At present this goes into an infinite loop without scraping anything. If I put the url = next ? baseurl + next : null; outside of the callback I get a "next" is not defined error.

Any ideas on how I can re-work this to make it node-friendly? It seems like, by this problem's very nature, it needs to be blocking, no?

It is a frequent pattern where you want to perform a loop but use an asynchronous function with a callback. As you cannot wait for an asynchronous function you cannot simply use a while loop.
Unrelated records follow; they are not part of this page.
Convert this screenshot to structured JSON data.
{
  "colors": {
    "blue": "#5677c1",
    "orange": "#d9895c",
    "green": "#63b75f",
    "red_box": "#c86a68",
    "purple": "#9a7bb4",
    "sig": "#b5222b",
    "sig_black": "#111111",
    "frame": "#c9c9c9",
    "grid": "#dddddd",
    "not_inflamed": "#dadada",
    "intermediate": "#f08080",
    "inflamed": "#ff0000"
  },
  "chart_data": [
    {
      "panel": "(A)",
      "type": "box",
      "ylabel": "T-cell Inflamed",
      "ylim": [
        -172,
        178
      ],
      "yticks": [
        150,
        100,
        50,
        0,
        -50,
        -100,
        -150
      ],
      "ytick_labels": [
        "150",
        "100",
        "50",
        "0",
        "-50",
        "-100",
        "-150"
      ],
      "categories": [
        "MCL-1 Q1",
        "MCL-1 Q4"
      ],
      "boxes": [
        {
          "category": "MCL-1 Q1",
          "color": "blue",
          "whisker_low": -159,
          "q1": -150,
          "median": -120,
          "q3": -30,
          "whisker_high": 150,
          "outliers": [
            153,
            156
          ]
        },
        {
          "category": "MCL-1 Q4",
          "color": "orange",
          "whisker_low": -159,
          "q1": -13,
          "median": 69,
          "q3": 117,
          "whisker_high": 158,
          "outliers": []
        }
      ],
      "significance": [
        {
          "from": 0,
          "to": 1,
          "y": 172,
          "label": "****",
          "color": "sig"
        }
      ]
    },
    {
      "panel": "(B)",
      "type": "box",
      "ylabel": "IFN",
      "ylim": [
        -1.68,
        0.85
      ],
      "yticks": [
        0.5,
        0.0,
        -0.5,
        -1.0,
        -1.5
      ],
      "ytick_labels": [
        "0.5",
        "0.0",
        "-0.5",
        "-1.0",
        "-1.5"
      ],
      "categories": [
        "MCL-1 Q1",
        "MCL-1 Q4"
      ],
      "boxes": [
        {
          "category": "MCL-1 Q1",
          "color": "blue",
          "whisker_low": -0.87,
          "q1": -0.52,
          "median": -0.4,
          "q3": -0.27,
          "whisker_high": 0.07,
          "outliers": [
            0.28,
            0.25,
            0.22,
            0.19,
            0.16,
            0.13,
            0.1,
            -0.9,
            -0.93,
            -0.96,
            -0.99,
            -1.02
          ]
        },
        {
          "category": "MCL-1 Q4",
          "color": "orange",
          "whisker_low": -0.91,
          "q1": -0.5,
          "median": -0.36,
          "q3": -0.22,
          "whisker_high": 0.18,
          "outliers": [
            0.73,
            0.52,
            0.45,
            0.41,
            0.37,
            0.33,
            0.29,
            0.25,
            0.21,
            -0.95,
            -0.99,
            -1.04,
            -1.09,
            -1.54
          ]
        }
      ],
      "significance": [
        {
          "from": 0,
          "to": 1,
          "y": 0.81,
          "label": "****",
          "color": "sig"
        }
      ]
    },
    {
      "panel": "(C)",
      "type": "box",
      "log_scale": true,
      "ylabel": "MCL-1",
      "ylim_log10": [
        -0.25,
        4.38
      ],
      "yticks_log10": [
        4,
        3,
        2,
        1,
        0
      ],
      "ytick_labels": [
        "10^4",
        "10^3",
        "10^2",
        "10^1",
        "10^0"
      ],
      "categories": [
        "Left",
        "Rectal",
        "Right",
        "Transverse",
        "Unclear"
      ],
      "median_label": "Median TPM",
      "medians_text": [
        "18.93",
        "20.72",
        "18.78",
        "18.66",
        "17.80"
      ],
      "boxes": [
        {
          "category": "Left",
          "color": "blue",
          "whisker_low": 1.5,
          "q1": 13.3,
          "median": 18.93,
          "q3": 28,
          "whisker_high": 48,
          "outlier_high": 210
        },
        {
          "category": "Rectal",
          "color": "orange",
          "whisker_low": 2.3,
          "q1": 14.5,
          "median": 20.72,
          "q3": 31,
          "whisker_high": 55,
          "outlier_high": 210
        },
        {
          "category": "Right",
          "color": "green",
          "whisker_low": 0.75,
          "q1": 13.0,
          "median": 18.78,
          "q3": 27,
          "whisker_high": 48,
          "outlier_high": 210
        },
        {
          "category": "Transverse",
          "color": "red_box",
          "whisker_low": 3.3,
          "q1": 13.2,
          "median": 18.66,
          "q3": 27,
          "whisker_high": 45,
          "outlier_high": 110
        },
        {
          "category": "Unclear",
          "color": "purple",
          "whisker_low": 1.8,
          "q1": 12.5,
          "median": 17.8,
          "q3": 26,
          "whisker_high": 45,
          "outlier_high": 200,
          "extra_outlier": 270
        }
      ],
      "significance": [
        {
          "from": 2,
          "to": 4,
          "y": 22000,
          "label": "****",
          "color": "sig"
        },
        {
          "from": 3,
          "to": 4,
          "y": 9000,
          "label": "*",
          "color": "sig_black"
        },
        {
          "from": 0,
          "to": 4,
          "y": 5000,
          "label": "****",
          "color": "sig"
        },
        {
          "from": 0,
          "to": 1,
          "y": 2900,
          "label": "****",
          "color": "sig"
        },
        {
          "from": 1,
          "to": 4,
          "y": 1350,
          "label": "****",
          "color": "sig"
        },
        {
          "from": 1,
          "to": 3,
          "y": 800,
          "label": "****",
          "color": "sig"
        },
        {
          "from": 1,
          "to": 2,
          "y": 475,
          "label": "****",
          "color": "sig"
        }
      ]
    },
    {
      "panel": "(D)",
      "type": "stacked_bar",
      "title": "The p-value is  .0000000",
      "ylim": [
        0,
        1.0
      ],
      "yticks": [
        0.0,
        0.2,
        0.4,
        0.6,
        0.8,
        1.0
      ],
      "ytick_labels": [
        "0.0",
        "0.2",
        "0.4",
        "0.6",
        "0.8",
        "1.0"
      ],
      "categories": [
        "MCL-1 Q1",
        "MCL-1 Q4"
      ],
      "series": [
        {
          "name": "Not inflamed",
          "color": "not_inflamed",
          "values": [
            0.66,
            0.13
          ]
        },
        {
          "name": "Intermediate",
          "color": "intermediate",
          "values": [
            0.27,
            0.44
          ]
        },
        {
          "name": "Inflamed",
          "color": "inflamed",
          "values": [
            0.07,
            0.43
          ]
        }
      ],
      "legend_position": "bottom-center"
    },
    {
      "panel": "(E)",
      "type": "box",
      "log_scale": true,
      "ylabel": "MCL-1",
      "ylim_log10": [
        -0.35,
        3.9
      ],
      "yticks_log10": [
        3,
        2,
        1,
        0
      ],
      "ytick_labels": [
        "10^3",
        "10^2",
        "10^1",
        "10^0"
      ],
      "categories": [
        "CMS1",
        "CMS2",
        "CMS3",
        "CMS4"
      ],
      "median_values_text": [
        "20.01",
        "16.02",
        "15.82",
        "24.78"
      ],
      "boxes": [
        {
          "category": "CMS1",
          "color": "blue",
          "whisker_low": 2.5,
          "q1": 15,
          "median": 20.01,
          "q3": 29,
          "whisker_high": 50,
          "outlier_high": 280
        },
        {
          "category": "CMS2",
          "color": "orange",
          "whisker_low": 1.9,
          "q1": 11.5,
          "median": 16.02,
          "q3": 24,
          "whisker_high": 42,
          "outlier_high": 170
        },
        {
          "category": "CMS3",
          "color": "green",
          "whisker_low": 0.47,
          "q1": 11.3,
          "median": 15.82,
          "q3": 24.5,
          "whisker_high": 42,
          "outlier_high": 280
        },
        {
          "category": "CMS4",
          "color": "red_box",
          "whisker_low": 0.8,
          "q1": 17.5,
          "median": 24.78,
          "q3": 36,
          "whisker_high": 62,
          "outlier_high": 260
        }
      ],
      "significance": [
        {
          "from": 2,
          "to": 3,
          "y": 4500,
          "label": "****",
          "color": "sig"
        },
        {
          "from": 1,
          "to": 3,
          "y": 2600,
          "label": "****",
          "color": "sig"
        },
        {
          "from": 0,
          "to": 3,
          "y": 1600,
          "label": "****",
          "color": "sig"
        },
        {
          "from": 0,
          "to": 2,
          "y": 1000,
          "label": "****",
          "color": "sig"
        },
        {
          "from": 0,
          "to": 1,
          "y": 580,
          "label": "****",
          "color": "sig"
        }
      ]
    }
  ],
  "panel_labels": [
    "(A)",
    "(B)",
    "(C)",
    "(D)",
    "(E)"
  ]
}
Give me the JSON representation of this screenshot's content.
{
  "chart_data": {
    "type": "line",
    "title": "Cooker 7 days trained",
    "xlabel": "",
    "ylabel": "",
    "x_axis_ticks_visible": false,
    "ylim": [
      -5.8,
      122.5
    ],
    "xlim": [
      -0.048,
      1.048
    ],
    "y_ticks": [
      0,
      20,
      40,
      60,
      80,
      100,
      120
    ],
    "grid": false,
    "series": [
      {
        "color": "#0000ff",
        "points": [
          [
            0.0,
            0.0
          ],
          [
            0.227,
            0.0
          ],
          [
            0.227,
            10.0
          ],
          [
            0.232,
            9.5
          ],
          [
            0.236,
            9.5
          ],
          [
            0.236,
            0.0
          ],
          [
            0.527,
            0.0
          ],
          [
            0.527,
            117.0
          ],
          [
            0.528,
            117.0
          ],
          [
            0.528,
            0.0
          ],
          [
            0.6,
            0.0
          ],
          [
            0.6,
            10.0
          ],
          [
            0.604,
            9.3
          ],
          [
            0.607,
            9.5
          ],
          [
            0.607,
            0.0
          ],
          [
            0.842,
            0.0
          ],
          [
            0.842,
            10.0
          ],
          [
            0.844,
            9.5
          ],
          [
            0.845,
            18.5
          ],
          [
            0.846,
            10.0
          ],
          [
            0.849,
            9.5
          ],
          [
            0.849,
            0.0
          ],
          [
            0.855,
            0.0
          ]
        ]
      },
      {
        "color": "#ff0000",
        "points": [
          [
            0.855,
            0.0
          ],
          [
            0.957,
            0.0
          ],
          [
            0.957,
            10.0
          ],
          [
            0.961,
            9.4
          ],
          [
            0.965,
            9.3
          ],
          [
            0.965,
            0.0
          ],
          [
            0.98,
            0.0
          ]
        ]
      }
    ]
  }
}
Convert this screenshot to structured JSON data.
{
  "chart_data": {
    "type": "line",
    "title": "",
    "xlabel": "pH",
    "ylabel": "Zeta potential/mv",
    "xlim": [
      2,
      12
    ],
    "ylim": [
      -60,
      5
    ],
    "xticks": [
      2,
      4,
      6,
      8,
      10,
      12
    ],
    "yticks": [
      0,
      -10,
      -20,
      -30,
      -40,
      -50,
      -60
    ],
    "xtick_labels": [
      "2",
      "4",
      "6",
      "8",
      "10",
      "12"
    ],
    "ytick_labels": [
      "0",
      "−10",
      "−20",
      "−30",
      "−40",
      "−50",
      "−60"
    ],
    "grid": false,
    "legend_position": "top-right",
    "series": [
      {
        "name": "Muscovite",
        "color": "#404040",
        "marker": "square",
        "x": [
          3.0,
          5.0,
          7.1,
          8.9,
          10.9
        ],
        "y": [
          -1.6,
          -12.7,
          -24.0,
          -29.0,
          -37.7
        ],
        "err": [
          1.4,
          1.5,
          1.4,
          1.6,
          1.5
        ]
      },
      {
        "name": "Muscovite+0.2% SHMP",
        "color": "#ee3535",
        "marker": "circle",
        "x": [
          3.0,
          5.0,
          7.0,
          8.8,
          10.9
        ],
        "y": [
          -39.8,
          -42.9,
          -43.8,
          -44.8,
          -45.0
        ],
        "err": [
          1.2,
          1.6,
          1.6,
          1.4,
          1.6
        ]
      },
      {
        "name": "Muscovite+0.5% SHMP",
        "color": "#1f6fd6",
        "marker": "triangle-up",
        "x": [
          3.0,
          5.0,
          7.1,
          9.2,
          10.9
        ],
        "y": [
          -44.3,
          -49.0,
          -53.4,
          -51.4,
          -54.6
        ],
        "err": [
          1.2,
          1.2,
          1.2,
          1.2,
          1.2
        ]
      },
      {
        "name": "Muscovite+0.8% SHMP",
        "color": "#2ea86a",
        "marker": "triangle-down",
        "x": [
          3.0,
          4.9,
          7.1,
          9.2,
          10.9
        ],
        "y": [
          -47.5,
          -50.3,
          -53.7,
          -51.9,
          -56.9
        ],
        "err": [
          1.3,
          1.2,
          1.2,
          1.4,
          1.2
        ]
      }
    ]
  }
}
One solution is to use a "stack" (or array). Fill this with the initial elements you want to process. As you discover more elements to process add them to this stack. And recursively call your function incrementing the index to process until the index exceeds the length of the array.

e.g.

function do_scrape( stack, this_url, callback ) {
    // get list of URLs from webpage at this_url
    ...
    stack.push( new_url ); // adding new element to array
    ...
    ...
    callback(); // process callback
}

function process_stack( stack_of_urls, idx ) {
    var this_url = stack_of_urls[idx];

    do_scrape(
        stack_of_urls,
        this_url,           
        function () {
            if ( idx + 1 < stack_of_urls.length ) {
                process_stack( stack_of_urls, (idx + 1) );
            } else {
                process.exit( 0 );
            }
        }
    );
}

var stack_of_urls = [ "http://www.yahoo.com/" ];
process_stack( stack_of_urls, 0 ); // start from index zero

Note there are many ways of approaching this. For efficiency's sake you could remove processed elements off the stack. Also you have a choice of whether to process the stack from beginning to end, or end to beginning, etc. Finally note that if you do not call an asynchronous function in your do_scrape function then you'll have a tight loop of callbacks whereby node.js will abort complaining about the stack being too big.